Samarium(III) phosphide
- Names: Other names Phosphanylidynesamarium, samarium monophosphide

Identifiers
- CAS Number: 12066-50-1;
- 3D model (JSmol): Interactive image;
- ChemSpider: 74806;
- ECHA InfoCard: 100.031.869
- EC Number: 235-069-8;
- PubChem CID: 82905;
- CompTox Dashboard (EPA): DTXSID601313202 ;

Properties
- Chemical formula: PSm
- Molar mass: 181.3
- Appearance: Crystals
- Density: 6.3 g/cm^{3}
- Solubility in water: Insoluble

Structure
- Crystal structure: Cubic

Related compounds
- Other anions: Samarium nitride Samarium arsenide Samarium antimonide Samarium bismuthide
- Other cations: Neodymium phosphide Europium phosphide

= Samarium(III) phosphide =

Samarium(III) phosphide is an inorganic compound of samarium and phosphorus with the chemical formula SmP.

==Synthesis==
Samarium(III) phosphide can be obtained by heating samarium and phosphorus:
 4 Sm + P_{4} → 4 SmP

== Physical properties ==
Samarium(III) phosphide forms crystals of a cubic system, space group Fm3m, cell size a = 0.5760 nm, Z = 4, with a structure similar to sodium chloride NaCl.

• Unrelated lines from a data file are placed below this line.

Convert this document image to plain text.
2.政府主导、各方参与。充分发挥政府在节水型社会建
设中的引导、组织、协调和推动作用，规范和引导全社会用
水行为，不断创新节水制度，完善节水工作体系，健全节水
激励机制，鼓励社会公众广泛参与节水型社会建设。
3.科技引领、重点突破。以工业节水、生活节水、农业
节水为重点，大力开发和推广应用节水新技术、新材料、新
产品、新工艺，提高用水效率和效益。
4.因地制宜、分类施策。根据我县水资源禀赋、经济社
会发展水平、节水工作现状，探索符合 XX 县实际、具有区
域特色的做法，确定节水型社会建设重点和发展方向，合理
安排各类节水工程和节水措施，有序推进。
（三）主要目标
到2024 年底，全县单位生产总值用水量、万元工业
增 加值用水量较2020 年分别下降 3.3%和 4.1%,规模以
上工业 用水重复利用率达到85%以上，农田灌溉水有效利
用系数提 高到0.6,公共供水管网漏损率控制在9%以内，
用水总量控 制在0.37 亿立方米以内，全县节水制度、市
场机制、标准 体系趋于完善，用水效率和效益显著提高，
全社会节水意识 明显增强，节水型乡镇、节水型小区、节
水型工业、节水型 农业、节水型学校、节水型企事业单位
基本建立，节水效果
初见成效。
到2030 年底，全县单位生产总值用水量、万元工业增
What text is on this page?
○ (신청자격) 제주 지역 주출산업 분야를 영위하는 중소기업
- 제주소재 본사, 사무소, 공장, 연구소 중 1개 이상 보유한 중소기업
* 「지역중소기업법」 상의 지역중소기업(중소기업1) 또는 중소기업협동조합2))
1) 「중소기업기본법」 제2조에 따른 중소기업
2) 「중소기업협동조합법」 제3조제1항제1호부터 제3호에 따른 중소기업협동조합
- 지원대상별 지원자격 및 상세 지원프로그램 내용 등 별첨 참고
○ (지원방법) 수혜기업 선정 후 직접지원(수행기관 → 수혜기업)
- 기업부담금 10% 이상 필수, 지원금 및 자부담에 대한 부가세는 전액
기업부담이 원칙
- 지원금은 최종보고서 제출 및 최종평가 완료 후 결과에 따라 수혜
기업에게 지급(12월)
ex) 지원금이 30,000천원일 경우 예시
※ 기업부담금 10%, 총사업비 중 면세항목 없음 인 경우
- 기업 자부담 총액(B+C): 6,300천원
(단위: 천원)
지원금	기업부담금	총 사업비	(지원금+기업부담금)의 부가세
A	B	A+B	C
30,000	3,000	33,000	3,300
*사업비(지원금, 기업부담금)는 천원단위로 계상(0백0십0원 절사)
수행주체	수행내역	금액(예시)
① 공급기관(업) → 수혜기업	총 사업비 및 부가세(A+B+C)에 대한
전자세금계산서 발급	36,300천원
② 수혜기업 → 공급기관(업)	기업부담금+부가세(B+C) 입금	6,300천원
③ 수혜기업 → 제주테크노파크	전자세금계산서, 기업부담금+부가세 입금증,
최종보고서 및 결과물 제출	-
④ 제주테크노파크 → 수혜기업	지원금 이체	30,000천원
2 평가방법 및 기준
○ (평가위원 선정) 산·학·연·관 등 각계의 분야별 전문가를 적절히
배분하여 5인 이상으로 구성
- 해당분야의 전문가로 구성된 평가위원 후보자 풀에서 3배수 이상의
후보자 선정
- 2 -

The compound exists in the temperature range of 1315–2020 °C and has a homogeneity region described by SmP_{1÷0.982}.

==Chemical properties==
Samarium(III) phosphide readily dissolves in nitric acid.

==Uses==
Samarium(III) phosphide compound is a semiconductor used in high power, high frequency applications and in laser diodes.